Nella sanità le lista d’attesa interminabili inducono oggi 2,5 milioni di italiani a rinunciare alle cure o a ricorrere all’intramoenia. «La ragione dei ritardi nell’erogazione delle prestazioni sanitarie va ricercata nella carenza di organico che da anni affligge il Ssn. Di questo abbiamo discusso approfonditamente con il ministro Schillaci, in occasione dell’incontro di qualche settimana fa. Bisogna aprire le università e derogare, anche solo temporaneamente, al numero chiuso. Questa è l’unica soluzione», ci spiega Giuseppe Carbone, segretario generale della Fials, Federazione italiana autonomie locali e sanità. La Fials e le altre organizzazioni sindacali maggiormente rappresentative del comparto sanità hanno incontrato il ministro della Salute, Orazio Schillaci, all’inizio di luglio.
Pubblico e privato: stop alla concorrenza sleale
«Oggi la sanità pubblica è sempre più costretta ad assumere medici e infermieri stranieri per coprire i buchi di personale negli ospedali – prosegue Carbone – ma pesa anche la fuga dei medici dal pubblico al privato. La sanità privata, tuttavia, è a tutti gli effetti un erogatore di servizio sanitario pubblico, considerato che le cliniche beneficiano dei finanziamenti dello Stato e delle Regioni. Rispetto al pubblico, però, ha il privilegio di poter scegliere di curare solo le patologie più remunerative. Assistiamo in questo modo a una concorrenza sleale tra pubblico e privato». Come se ne esce? «Per esempio mettendo nelle condizioni il privato di gestire codici bianchi e verdi, così da alleggerire la pressione sui pronto soccorso pubblici, ormai al collasso».
Medicina di base
Non solo. Per ridurre i tempi di attesa negli ospedali pubblici, sottolinea Carbone, è necessario anche recuperare una figura professionale come quella del medico di base, che in questi anni è stata messa ai margini. «I medici di base vanno valorizzati, responsabilizzati e dotati delle adeguate coperture assicurative per metterli in condizione di poter operare. Una medicina di base seria ed efficiente consentirebbe di ridurre da un lato la spesa farmaceutica, che oggi come oggi è fuori controllo, e dall’altra la richiesta di prestazioni diagnostiche in ospedale». Insomma, il rilancio della sanità passa anche attraverso la lotta agli sprechi e al fenomeno della ricetta facile. «Lei lo sa che negli ospedali ogni mese vengono cestinati milioni di euro di materiale sanitario giunto a scadenza?
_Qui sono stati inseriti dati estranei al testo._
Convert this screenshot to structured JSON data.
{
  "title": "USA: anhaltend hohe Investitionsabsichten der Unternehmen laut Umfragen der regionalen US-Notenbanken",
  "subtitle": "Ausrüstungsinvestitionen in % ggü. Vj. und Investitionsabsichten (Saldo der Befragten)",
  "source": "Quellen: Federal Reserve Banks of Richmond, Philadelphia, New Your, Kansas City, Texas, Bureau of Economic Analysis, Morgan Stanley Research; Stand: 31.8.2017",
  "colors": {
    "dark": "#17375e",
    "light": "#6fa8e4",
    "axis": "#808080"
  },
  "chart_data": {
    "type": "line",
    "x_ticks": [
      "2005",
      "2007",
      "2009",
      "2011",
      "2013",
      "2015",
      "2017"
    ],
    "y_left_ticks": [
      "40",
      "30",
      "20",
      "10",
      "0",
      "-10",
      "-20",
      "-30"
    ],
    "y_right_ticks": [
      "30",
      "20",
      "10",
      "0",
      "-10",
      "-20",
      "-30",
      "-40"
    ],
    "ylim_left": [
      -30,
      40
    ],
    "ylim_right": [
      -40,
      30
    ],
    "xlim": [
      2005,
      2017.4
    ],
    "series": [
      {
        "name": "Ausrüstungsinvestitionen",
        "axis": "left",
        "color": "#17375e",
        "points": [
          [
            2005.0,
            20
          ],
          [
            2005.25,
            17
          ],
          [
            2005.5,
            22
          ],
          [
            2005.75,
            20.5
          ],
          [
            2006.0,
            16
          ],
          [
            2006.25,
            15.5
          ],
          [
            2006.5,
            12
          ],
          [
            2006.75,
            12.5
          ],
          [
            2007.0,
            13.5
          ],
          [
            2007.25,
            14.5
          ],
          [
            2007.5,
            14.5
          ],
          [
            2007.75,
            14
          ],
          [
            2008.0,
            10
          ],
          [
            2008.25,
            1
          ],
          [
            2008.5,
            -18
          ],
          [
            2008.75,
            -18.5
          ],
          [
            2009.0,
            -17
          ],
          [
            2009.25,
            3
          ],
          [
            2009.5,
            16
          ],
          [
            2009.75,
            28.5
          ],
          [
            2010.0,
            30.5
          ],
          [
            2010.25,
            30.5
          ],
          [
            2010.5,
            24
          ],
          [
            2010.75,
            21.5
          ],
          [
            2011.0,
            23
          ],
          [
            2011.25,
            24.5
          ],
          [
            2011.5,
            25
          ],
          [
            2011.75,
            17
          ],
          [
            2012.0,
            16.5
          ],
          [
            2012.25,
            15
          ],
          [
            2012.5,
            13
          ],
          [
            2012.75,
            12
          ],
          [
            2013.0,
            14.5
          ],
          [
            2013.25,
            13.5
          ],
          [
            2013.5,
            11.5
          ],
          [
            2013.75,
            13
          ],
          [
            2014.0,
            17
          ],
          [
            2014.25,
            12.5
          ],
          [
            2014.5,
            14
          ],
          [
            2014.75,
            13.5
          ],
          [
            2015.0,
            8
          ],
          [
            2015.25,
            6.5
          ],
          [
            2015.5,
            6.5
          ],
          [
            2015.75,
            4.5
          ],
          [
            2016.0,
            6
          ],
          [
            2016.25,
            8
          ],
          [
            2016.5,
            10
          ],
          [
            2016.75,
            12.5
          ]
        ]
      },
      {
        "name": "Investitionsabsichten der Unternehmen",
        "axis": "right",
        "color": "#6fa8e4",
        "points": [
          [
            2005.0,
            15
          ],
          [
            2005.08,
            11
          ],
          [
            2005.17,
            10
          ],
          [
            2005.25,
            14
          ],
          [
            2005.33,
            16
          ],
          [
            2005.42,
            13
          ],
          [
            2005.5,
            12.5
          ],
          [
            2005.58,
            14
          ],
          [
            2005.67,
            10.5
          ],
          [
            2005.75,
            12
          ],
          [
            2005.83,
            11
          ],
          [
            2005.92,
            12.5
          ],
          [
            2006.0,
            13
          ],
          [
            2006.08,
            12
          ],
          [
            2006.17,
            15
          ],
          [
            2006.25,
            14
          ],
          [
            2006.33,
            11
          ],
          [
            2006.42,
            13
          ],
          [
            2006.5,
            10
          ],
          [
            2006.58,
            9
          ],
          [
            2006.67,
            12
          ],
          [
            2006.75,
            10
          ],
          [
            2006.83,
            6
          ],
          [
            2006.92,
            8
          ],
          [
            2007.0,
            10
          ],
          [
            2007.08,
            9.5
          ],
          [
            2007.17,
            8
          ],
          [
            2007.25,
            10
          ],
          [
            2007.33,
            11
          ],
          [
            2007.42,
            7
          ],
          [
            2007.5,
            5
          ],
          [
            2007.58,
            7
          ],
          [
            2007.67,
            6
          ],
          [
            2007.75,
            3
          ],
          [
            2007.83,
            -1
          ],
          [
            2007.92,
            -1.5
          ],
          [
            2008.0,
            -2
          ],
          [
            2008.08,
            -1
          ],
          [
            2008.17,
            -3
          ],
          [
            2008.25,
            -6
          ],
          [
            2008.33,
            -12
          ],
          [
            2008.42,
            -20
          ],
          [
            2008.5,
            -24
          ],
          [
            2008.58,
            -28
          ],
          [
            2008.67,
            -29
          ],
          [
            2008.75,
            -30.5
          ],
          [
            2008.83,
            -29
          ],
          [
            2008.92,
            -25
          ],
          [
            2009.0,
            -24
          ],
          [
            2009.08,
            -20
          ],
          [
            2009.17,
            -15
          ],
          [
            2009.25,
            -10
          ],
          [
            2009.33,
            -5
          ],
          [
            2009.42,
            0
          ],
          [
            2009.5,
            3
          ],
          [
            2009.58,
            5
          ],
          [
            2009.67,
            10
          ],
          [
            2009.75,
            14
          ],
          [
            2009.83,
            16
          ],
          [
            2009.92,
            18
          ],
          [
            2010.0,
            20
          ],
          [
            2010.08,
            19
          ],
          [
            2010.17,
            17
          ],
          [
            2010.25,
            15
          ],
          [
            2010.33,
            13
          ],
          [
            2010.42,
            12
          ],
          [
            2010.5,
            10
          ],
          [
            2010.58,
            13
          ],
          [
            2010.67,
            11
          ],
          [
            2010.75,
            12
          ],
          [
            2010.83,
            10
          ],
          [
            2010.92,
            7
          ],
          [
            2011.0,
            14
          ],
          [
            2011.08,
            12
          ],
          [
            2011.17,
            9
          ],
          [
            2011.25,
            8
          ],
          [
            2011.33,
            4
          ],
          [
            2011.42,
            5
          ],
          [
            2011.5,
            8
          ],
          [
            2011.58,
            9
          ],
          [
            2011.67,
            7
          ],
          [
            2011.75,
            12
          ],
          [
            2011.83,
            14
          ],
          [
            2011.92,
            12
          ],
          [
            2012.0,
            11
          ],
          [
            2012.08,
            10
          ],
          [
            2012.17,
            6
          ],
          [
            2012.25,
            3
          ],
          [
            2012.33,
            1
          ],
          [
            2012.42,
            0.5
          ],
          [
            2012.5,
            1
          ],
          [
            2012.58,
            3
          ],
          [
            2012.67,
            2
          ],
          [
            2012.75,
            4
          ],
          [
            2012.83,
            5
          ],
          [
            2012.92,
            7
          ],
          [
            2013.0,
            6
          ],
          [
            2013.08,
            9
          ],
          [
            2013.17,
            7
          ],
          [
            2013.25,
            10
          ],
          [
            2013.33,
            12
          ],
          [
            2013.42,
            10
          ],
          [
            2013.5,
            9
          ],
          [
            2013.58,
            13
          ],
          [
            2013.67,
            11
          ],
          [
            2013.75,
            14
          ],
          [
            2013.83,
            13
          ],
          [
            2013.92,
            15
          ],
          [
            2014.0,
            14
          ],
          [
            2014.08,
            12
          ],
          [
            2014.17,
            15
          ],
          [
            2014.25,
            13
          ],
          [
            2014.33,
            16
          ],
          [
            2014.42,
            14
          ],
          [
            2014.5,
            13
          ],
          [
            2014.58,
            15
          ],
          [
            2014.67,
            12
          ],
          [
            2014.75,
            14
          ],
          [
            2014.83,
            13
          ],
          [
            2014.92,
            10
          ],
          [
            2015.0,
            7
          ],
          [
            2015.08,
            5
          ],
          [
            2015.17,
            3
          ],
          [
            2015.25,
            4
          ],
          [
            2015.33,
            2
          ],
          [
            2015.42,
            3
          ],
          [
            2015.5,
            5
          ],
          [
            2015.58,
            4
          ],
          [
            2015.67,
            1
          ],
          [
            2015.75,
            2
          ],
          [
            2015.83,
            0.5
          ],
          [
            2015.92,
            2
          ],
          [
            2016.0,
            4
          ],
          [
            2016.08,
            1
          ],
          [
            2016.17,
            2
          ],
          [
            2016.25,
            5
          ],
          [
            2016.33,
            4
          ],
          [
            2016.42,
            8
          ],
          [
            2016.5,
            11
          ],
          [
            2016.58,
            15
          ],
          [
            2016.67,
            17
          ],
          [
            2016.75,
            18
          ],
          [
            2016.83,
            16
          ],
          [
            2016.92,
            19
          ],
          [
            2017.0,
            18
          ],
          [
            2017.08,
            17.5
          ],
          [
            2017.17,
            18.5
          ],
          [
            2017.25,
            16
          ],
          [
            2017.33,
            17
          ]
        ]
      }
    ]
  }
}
Questo accade perché i reparti non si coordinano tra loro, ognuno fa scorte di materiale per conto proprio e quando non lo utilizza si guarda bene dal condividerlo con gli altri», insiste il segretario generale. E poi. «Non è sufficiente costruire nuovi ospedali per far ripartire la sanità in Italia, bisogna anche cercare di recuperare quelli vecchi, riqualificandoli e destinandoli a nuovi usi, altrimenti diventeranno delle cattedrali nel deserto».
Autonomia differenziata
E sul Pnrr Carbone avverte. «Stiamo acquistando migliaia di apparecchiature, peccato che le spese di montaggio non siano coperte. E così gli ospedali cercano nelle pieghe dei loro bilanci le risorse necessarie per metterle in funzione, ma non sempre le trovano». Prosegue Carbone: «Con il ministro Schillaci abbiamo anche parlato dall’autonomia differenziata, che di fatto nella sanità esiste già, considerato che ogni Regione legifera per conto proprio». Risultato? L’applicazione pratica dei contratti di lavoro nazionale varia tra regione e regione e all’interno della stessa regione tra le varie aziende sanitarie. «Per questo – conclude il segretario generale della Fials – bisogna stabilire a livello centrale delle regole valide per tutte le Regioni. Fin quando non agiremo in questa maniera, non solo non faremo realmente gli interessi dei lavoratori della sanità, ma non tuteleremo neanche l’interesse dei cittadini».